L'avocat se rassit et Jane prit place en face de lui, à côté de Ken qui lui fit un mince sourire pour la saluer. L'avocat se mit à exposer les faits. Jane et Léo avaient signé chez la célèbre maison de disque OVO Sound, il y a bien des années et faisaient parties de leurs artistes les plus phares. Jane et Léo fonctionnaient de façon singulière lorsqu'il s'agissait d'enregistrer leurs albums. Personne, mis à part eux, pouvait entendre la moindre note de musique avant la sortie de l'album. Cela pourrait sembler inimaginable mais on leur faisait confiance ou plutôt aux chiffres qu'ils entraînaient. Cela faisait trois semaines que le dernier album tant attendu de Jane Quiffird aurait dû sortir mais impossible de mettre la main dessus. Il était là le problème. Une promesse non tenue.

- The case is simple in itself. There are two options available to you. Either you sign a cheque for $3 million as stipulated in your contract in the event of non-compliance with this closure, or you bring them to justice.

Jane hocha la tête avant de tendre la main.

- Wise choice, fit l'avocat en sortant le chéquier au nom de la jeune femme et lui donnant un stylo dans la paume de sa main.

Ken fronça les sourcils.

- Jane, mais t'es folle ou quoi ! hurla-t-il dans un murmure.

Il n'avait pas encore prononcé le dernier mot que le stylo noir avait déjà quitté le papier. Trop tard, elle avait signé. Elle échangea une nouvelle poignet de main avec son avocat puis se leva pour quitter le restaurant. Ken la poursuivit jusque dans la rue.

– Tu te rends compte que c'est de la folie, 3 millions Jane !

– Parle plus fort, je t'en pris.

Ken baissa alors le ton mais il était toujours sous le choc.

- Pourquoi t'as fait ça au juste ? C'était la deuxième option la bonne.

- Non.

- Comment ça non ?

- Tu ne réfléchis pas assez, Ken.

- C'est toi qui me dis ça ? Jane, tu viens de donner une fortune à des salauds sans cœur sans hésiter une seule seconde.
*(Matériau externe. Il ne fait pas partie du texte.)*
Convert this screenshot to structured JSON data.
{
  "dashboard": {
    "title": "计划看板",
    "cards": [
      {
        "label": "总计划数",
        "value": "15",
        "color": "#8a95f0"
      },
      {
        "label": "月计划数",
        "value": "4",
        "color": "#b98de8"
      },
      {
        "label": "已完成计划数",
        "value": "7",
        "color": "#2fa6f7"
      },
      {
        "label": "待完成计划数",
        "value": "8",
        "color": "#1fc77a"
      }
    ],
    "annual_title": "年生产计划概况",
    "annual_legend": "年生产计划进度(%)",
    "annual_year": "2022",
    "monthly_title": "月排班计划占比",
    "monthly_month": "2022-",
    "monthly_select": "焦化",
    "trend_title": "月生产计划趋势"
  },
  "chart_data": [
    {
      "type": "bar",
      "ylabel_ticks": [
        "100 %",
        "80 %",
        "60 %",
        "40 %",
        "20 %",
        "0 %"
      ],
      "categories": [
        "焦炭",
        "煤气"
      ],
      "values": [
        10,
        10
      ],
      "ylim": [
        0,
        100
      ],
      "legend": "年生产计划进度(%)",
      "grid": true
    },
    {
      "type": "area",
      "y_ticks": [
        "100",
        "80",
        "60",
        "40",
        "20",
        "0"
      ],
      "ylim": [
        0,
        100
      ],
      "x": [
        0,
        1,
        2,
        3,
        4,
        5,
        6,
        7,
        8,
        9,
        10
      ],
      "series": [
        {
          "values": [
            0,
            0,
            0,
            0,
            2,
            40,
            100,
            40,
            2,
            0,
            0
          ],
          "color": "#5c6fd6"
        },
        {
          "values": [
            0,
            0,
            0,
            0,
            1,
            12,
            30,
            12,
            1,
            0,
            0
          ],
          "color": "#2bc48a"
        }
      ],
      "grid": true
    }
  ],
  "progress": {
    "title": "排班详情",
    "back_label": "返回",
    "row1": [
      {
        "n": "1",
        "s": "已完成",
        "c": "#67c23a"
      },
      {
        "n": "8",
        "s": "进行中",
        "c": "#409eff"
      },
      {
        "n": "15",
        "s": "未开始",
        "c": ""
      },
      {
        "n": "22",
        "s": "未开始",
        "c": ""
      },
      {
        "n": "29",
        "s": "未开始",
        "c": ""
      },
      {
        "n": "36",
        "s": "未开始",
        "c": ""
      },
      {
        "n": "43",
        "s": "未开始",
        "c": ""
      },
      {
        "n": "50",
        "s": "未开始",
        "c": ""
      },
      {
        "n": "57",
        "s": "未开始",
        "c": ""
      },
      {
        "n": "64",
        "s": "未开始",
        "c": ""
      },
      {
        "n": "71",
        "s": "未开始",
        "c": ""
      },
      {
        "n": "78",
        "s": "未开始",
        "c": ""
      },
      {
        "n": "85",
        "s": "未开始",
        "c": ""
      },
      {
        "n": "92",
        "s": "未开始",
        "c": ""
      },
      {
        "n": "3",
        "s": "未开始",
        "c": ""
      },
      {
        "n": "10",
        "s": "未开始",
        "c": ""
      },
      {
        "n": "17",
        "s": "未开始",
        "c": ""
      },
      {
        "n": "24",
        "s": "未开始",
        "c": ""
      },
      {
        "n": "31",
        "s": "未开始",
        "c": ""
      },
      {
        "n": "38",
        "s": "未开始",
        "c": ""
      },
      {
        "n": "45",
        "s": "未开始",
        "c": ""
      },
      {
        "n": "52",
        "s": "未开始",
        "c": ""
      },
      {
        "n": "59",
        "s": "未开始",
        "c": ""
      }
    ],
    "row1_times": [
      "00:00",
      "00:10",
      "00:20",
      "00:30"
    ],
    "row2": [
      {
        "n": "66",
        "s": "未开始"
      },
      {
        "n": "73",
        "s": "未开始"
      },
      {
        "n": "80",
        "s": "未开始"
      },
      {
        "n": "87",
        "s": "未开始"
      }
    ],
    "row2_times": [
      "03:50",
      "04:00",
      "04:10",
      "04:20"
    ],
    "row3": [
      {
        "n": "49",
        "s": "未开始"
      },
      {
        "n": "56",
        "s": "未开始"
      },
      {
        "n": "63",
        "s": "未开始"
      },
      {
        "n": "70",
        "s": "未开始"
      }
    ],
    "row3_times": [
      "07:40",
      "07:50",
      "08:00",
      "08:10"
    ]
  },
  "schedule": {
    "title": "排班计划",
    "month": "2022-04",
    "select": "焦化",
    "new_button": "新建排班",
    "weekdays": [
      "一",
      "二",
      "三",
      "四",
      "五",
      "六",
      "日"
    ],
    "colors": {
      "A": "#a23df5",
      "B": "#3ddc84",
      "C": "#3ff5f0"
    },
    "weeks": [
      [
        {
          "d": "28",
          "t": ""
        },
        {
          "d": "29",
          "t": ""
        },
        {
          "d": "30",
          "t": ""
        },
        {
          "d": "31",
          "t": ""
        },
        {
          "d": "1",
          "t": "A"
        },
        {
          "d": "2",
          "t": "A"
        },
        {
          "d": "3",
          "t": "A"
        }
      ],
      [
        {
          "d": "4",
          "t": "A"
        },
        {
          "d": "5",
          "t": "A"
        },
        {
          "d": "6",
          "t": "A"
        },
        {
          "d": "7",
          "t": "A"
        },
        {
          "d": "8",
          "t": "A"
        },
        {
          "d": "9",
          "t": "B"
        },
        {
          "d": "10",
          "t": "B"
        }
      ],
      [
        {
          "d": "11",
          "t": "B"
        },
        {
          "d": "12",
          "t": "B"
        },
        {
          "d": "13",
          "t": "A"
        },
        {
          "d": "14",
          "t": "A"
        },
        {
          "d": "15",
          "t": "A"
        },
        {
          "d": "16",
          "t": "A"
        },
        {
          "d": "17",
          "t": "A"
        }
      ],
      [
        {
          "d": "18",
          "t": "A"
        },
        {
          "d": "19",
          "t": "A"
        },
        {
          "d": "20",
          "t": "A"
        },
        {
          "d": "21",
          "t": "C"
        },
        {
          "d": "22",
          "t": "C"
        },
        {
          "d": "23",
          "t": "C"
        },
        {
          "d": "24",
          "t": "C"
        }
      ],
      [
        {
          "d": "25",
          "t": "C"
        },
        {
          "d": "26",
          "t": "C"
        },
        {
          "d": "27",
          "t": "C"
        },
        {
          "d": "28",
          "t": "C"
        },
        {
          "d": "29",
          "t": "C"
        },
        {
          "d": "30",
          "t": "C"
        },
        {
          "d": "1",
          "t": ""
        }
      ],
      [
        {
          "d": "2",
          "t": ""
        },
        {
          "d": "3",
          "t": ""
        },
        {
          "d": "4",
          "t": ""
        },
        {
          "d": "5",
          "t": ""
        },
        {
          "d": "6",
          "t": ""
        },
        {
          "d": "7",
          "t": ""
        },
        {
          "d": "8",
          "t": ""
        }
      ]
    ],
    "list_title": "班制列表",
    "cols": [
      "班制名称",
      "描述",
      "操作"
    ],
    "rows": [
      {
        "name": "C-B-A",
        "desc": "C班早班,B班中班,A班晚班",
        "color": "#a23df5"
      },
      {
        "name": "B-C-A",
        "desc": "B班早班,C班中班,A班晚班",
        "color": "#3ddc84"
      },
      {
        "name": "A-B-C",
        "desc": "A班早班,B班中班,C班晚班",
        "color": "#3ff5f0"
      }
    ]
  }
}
Jane se stoppa dans sa marche, il l'imita. Ils étaient l'un en face de l'autre.

- Oui, c'est ce que j'ai fait car c'était la meilleure solution.

- Explique moi parce que je t'avoue être perdu là.

Jane soupira qu'il soit si crédule.

- Dans un tribunal, j'ai tous les tords-

- Mais tu as perdu Léo, ils auraient compris, la coupa-t-il.

- Non, c'est pas comme ça que cela fonctionne. Tu devrais le savoir, t'es déjà passé par là. Ce n'est pas un juge qui va s'apitoyer sur mon sort. En revanche, l'opinion publique, si. Une telle transaction fait du bruit et les gens sauront que l'une des plus grosses maisons disques du monde vient de réclamer une conséquente somme à une fille en deuil. J'ai peut-être perdu trois petits millions mais eux, ils perdent bien plus.